None of them ever came out to New Zealand. Well, in those days it was a bit of a hurdle.

The only person who came out was Ethel T Ellis, a wonderful spinster, Anglican, devout. No relation, my mother's schoool friend. Lived near. I've been back, and I've spent time with Ethel Ellis. Ethel Ellis was a remarkable woman. She had money. She came out twice.

I've been to the church where my mother's father Warburton has his name in the vestry of the church there, in Birmingham [?]. My mother's family was Welsh, way back. Her parents died early, we didn't have them as grandparents overseas, we had this wonderful Kate. And then we met Mary when I was fully grown up. Maud was married, Maud and Frank. They died soon after I was grown up.

We did get to know Gwyneth and Mary, who were my aunt Peggy's children. They were cousins on my mother's side. We didn't keep in touch with them.

My mother's father was a merchant, that's all I know. My father's father did something in London, I don't know what.

Uncle Joe and Aud[rey], they were wealthy, comfortably, off, and almost came to New Zealand. The Korean War stopped them. It was just as well, because they were comfortably off, and my poor mother would... She had Ethel Ellis (Ethel Tits as Gordon used to call her, because she didn't have any) and she adapted and adjusted and was no problem.

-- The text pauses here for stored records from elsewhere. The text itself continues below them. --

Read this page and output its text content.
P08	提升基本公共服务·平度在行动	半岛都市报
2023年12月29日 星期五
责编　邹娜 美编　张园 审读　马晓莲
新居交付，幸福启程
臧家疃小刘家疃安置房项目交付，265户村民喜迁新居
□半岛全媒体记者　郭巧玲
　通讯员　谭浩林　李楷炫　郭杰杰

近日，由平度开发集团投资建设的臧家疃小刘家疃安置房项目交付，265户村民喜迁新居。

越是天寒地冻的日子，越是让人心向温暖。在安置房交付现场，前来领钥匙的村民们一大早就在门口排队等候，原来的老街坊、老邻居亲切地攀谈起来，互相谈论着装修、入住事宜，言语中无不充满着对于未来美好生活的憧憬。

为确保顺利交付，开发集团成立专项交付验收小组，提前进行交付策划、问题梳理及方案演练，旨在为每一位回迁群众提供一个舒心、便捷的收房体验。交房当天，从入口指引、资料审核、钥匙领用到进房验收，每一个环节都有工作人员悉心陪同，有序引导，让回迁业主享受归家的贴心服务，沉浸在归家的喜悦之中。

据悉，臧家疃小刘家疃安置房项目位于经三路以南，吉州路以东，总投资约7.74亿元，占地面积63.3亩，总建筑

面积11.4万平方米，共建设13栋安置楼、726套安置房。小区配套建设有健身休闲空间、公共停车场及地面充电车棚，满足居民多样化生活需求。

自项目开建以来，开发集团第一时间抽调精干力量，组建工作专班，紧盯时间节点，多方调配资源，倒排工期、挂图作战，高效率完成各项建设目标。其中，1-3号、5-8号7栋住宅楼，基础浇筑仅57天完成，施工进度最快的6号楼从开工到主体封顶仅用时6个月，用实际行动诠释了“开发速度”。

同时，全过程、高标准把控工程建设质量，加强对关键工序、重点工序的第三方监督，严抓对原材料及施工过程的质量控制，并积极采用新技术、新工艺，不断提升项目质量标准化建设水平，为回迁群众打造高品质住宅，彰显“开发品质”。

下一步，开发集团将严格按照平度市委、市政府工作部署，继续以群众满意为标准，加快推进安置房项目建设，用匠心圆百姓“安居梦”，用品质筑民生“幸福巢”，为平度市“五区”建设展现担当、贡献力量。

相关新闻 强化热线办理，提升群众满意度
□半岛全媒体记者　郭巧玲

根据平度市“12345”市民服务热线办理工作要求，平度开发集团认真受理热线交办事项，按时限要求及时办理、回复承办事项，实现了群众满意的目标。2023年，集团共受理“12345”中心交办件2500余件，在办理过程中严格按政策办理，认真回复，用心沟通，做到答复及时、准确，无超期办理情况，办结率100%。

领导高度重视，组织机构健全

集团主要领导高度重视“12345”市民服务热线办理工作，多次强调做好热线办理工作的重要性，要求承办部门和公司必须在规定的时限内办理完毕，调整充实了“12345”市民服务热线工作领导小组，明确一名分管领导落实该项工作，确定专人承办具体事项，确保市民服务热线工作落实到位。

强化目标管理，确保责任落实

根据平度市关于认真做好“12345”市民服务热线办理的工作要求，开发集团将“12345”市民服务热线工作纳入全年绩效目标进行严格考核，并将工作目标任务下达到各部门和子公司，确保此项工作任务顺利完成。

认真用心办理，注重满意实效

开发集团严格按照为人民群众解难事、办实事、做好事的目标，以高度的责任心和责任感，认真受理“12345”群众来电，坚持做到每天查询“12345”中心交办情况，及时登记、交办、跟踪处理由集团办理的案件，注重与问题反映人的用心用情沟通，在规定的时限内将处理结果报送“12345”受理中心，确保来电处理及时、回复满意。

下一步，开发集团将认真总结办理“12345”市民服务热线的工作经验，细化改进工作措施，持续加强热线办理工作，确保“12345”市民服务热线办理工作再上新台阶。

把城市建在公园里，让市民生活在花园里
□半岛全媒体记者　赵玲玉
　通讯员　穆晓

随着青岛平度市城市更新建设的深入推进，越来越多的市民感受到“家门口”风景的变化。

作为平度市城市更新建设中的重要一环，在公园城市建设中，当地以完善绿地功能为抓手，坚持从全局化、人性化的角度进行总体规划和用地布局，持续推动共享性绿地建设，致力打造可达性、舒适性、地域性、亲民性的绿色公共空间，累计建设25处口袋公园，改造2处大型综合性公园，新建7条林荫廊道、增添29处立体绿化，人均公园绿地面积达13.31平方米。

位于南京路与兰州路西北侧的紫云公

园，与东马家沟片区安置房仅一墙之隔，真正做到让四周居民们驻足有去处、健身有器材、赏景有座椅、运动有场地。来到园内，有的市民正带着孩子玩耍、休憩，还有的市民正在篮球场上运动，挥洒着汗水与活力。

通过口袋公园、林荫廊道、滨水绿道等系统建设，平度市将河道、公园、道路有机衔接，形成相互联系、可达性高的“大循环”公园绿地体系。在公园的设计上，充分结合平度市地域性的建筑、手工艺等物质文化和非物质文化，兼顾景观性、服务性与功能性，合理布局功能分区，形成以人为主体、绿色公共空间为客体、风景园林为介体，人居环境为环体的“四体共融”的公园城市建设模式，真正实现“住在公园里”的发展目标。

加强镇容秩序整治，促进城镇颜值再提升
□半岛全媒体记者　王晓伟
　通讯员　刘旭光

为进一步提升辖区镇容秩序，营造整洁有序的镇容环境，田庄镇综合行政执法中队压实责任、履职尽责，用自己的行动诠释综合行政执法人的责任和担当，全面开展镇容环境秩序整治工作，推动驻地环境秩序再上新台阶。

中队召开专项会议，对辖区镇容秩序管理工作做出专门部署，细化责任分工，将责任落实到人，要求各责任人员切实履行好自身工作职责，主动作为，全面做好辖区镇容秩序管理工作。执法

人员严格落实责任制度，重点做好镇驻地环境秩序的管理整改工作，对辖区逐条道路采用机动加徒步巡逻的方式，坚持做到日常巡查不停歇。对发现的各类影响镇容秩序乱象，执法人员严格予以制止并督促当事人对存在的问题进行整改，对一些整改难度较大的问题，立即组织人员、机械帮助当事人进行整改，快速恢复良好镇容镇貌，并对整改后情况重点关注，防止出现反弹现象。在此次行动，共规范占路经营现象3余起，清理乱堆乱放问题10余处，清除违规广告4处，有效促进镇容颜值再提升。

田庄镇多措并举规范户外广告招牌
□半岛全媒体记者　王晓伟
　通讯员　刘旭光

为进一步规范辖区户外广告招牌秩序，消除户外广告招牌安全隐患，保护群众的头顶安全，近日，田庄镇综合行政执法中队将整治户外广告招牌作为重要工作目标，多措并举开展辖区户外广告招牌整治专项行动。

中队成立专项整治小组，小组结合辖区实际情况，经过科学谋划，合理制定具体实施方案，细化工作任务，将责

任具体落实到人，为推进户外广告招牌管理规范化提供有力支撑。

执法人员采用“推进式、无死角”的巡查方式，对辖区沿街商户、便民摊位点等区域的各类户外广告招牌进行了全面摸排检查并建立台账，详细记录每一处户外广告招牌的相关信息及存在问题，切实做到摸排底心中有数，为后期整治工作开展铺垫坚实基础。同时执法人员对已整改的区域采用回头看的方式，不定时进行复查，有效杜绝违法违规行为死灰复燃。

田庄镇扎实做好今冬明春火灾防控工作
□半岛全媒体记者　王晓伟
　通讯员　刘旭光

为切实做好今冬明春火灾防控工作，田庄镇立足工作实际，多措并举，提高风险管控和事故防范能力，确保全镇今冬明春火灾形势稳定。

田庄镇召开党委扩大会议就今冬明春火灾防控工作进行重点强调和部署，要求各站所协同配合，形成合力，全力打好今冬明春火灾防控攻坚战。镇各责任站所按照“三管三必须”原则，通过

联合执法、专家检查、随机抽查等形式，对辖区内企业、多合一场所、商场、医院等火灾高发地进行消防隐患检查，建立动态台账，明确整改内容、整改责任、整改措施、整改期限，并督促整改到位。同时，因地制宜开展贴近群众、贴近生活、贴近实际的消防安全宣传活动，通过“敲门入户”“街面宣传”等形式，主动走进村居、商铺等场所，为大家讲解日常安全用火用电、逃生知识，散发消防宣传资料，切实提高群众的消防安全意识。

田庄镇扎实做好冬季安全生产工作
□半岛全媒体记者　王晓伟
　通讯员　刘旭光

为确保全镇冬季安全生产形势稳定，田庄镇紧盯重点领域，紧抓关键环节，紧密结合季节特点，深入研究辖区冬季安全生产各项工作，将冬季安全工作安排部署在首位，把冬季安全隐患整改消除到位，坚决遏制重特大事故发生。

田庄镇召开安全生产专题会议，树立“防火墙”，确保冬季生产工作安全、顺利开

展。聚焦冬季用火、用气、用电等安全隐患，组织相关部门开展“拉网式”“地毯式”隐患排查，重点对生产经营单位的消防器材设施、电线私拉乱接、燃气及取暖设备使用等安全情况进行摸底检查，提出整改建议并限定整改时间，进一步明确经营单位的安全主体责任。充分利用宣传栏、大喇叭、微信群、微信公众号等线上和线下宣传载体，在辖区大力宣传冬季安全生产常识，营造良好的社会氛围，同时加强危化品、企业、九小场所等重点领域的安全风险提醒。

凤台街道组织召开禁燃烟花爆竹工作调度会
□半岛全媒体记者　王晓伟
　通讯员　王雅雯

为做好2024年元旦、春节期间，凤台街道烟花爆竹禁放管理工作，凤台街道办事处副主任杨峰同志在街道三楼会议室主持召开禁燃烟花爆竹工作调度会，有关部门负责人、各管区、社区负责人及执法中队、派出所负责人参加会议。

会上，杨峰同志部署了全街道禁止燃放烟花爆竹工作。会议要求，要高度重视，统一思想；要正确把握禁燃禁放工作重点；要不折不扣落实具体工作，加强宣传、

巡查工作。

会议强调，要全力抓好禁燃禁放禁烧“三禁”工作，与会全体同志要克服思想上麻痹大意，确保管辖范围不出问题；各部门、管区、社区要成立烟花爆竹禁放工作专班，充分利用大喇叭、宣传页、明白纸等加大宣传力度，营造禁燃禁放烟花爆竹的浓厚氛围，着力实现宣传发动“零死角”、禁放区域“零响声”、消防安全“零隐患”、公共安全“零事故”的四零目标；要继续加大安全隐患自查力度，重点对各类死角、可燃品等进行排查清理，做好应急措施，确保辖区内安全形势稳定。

But Joe and Aud would have been. They would have got a bit of a culture shock. Mother would have worried about that, because she was fond of them. Joe and Aud were such fun. They moved a bit as they got older, and I stayed with them in a Sussex village called Puallborough, which is well known, and quite a big place. Audrey drove an ambulance in the war, night and day. He was older, and more anxious. Sense of humour, sense of humour, and very kind too, I saw. No family, never had a child.